Bis 2004 verließen alle Hochflurstandardbusse des Typs O.405 Freiburg, was zur Folge hatte, das neue Fahrzeuge beschafft werden mussten:
Bis 2005 wurden insgesamt 12 Fahrzeuge des Typs O 530 Citaro von Mercedes-Benz bestellt. Diese Fahrzeuge haben mit ihrer höheren Euro-Norm und Ruspartikelfilter einen extremen Fortschritt im Wagenpark eingeläutet.
Zugleich wurden 3 Sprinter-Midibusse für schwach frequentierte Linien angeschafft. Besonders für NVZ auf den Linien 18 oder 19 bieten sich diese Fahrzeuge an.

Als die politischen Diskussionen über Feinstaubbelastung und Ruspartikelfilter begannen, wurde der VAG schlagartig bewusst, daß sie ihren Buspark verbessern mussten. So kaufte die VAG im Eilverfahren wieder 6 Niederflurbusse vom Typ Citaro von EvoBus. Diese technisch verbesserten Fahrzeuge enthielten eine Euro IV-Abgasnorm und 2 Türen. Damit war das Ende für alle Fahrzeuge unter der Euro II-Norm gekommen. Alle Wagen der Bauserie 824-833 wurden abgemeldet und verkauft. Einige fahren heute in Polen. (Wagen 824 wurde in Freiburg behalten, um ihn später als Päcklewagen umzurüsten). 2007 wurden dann auch die Fahrzeuge der Serie 834ff. mit einem Ruspartikelfilter ausgerüstet, um sie noch emissionsärmer zu machen. Der Eröffnung neuer Stadtbahnlinien 2006 vielen viele Gelenkbusse zum Opfer. Über 20 Gelenkbusse von 1996 wurden verkauft.
Bis 2009 verschwanden über 25 der formschönen Gelenkbusse, die den neuen O 530 G (mit Euro V-Motoren) weichen mussten. Durch die neue Abgastechnologie sind die neuen Gelenkbusse so umweltfreundlich wie nie zuvor. Durch einen durchgängigen Niederflureinstieg ist auch das Ein- und Aussteigen, v.a. auch für mobilitätseingeschränkte Fahrgäste, einfacher geworden.
Da alle Citaro Gelenkbusse in einem Einheits-Rot geliefert wurden, sind sie für Fotografen langweilig geworden. Eine Farbenpracht und Vielfalt an Fahrzeugwerbungen gibt es leider schon lange nicht mehr.

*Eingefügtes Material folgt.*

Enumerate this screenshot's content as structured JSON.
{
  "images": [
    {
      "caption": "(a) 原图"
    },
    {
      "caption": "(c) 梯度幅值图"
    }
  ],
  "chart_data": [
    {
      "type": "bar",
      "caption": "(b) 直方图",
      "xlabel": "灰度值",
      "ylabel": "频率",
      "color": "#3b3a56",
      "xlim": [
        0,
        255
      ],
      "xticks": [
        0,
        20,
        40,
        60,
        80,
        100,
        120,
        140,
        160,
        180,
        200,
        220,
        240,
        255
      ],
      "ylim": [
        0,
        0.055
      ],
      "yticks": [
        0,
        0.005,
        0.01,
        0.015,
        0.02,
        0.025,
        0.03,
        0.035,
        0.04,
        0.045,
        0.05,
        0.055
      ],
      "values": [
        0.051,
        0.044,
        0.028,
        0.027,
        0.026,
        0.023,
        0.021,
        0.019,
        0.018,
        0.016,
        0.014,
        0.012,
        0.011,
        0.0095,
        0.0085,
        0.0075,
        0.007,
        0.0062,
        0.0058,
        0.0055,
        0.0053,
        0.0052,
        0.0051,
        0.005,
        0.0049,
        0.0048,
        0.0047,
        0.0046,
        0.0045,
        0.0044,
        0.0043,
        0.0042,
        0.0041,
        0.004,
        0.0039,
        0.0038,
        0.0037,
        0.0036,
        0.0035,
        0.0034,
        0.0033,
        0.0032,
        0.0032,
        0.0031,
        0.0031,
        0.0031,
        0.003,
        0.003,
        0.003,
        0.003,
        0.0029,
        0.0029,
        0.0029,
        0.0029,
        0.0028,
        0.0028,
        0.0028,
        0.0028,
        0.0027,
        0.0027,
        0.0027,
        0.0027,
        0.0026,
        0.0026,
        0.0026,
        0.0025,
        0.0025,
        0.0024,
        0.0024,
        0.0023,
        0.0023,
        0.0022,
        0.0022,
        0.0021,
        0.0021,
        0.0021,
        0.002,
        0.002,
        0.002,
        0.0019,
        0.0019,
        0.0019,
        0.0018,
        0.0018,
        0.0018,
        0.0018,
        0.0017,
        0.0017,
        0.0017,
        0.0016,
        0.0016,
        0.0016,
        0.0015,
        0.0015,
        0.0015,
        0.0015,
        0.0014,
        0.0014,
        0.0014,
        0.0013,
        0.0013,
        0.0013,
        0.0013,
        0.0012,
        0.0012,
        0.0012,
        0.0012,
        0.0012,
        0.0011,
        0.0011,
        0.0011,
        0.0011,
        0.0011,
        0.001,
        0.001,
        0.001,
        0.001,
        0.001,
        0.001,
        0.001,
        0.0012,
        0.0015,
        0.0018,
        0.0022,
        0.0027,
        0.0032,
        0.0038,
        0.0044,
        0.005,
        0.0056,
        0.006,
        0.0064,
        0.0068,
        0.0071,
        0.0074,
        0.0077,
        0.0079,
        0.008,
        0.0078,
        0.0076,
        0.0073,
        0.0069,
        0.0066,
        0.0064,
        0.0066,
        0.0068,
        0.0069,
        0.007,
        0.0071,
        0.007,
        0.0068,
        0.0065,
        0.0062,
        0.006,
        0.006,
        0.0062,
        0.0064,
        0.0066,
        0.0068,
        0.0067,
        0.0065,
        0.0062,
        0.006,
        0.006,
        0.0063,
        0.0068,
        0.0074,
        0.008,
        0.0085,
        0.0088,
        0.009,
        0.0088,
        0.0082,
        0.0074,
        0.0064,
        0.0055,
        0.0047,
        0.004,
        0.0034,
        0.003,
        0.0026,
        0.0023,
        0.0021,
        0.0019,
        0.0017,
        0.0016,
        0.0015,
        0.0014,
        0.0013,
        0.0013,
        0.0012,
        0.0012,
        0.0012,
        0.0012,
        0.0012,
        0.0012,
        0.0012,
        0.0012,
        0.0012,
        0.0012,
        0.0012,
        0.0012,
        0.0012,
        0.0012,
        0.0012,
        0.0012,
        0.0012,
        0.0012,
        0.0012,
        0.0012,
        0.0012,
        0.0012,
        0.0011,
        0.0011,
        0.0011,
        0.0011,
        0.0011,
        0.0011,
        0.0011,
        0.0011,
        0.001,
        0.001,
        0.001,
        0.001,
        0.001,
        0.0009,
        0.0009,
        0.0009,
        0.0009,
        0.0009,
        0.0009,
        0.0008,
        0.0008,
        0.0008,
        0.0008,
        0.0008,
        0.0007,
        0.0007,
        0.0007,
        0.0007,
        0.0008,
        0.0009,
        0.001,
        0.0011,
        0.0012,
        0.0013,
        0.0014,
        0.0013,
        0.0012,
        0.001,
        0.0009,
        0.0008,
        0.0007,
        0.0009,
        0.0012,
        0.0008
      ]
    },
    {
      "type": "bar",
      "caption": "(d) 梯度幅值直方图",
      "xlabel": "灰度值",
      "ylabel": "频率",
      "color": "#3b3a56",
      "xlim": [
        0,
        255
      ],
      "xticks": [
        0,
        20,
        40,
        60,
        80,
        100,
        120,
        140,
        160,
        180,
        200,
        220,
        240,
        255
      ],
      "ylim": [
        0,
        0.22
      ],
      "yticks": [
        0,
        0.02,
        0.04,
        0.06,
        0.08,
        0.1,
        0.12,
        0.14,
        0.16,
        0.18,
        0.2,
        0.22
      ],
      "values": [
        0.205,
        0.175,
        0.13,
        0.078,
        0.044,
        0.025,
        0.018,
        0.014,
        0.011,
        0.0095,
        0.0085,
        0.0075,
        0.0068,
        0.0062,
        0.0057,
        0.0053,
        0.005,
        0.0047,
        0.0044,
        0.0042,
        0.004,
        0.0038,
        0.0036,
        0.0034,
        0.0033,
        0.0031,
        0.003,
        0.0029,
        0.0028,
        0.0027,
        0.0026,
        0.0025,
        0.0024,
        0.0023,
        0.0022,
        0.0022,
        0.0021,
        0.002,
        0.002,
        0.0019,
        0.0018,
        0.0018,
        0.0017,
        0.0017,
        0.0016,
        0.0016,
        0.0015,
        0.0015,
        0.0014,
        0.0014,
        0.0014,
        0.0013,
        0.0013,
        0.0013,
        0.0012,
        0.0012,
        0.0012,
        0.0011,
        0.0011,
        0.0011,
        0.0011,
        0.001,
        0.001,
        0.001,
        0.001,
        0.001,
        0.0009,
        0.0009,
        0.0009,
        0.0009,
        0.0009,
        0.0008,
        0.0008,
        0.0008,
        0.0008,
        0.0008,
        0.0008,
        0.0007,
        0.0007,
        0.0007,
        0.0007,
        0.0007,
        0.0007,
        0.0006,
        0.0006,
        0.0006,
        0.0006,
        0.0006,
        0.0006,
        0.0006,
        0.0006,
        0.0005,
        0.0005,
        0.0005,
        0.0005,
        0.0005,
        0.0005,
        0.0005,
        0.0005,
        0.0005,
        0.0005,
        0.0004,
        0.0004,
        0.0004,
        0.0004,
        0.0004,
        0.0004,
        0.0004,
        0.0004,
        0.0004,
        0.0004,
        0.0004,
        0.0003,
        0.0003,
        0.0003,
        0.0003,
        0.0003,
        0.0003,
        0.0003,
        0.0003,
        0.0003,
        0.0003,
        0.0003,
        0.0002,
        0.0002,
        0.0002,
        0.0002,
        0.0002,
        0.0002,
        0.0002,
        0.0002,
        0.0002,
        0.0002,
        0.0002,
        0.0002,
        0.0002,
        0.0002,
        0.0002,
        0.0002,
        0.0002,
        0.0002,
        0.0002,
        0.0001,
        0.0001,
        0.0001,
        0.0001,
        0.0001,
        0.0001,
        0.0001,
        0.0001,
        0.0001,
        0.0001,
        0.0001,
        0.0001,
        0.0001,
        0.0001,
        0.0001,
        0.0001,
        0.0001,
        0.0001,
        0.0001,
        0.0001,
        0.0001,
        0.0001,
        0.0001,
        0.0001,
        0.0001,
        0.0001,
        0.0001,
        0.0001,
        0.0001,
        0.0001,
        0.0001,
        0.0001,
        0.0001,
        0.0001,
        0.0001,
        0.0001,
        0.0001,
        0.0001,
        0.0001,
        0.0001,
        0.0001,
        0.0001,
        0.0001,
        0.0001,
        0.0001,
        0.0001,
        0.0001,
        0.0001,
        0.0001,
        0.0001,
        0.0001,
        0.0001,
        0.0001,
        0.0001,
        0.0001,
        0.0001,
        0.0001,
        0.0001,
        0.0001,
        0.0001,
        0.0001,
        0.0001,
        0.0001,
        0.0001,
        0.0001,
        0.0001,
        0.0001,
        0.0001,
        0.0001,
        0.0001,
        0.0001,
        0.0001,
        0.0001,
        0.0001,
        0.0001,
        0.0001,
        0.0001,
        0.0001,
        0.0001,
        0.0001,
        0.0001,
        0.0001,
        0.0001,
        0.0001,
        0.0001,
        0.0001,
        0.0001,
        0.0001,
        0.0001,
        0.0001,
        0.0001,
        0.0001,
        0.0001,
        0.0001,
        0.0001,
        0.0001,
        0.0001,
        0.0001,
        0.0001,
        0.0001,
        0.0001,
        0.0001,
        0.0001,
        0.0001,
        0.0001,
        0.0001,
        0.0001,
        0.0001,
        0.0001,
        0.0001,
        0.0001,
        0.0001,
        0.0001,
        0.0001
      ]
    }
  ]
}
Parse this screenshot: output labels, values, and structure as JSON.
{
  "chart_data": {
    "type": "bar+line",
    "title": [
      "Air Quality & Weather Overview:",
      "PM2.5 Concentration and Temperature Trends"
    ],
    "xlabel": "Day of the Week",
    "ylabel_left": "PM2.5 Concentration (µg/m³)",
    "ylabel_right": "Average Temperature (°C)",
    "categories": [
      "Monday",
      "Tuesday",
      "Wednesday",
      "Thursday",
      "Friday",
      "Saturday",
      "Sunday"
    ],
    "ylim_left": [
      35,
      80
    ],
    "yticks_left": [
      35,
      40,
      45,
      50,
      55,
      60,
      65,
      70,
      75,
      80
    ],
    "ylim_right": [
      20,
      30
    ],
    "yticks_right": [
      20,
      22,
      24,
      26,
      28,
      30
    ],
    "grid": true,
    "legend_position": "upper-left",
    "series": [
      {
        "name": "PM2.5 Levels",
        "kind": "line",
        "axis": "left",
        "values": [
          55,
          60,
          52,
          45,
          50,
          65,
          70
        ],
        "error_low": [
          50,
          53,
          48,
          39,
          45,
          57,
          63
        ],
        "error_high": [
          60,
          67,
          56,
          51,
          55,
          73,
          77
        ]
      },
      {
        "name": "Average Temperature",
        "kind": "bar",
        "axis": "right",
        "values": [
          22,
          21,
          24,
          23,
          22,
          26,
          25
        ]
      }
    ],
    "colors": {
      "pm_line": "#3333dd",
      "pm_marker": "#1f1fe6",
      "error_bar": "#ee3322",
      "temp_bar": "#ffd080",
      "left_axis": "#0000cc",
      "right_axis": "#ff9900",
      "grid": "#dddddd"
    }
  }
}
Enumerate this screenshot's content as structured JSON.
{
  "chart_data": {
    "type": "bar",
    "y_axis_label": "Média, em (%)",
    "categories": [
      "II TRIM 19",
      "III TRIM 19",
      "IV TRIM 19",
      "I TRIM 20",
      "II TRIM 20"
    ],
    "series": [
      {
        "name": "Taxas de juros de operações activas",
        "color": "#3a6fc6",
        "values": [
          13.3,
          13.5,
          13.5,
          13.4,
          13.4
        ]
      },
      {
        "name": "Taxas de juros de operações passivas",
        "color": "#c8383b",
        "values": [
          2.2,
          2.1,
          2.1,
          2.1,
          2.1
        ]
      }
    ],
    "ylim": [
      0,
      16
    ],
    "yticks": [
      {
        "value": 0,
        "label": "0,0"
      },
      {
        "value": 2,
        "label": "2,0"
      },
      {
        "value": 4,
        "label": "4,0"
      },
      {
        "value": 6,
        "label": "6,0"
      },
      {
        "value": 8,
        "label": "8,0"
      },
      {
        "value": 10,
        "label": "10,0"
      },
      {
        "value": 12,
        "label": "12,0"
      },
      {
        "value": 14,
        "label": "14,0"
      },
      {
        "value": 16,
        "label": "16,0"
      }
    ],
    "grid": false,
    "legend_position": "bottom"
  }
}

Heute ist der Freiburger Omnibusfuhrpark jung und modern.

Die heutige Omnibusflotte finden Sie im Bereich "Fahrzeuglisten"

 

Fachbegriffe
 

VÖV I + II-Busse:
Als "VÖV"-Busse wurden Einheitsfahrzeuge von Linienbussen in Deutschland bezeichnet. Sie wurden von der VÖV (Verband öffentl. Verkehrsbetriebe) entwickelt. Vorgeschrieben wurde eine Länge von 11 Metern und Heckantrieb. Mehrere deutsche Bushersteller fertigten ab 1968 solche Fahrzeuge in 2 Generationen ( I und II ) an.

Trambus
Als die ersten Omnibustypen, die "Schnauzenbusse" ausgemustert wurden, stellten mehrere Firmen Fahrzeuge in "Trambusbauart" her. Diese Fahrzeuge kamen z.B. 1930 von der Firma Büssing. Der Motor befand sich meist im Fahrzeug neben dem Fahrer oder im Boden (sog. Unterflurmotor) und nicht mehr in einer separat nach vorne herausstehenden Einheit. Außerdem waren Trambusse Frontlenker.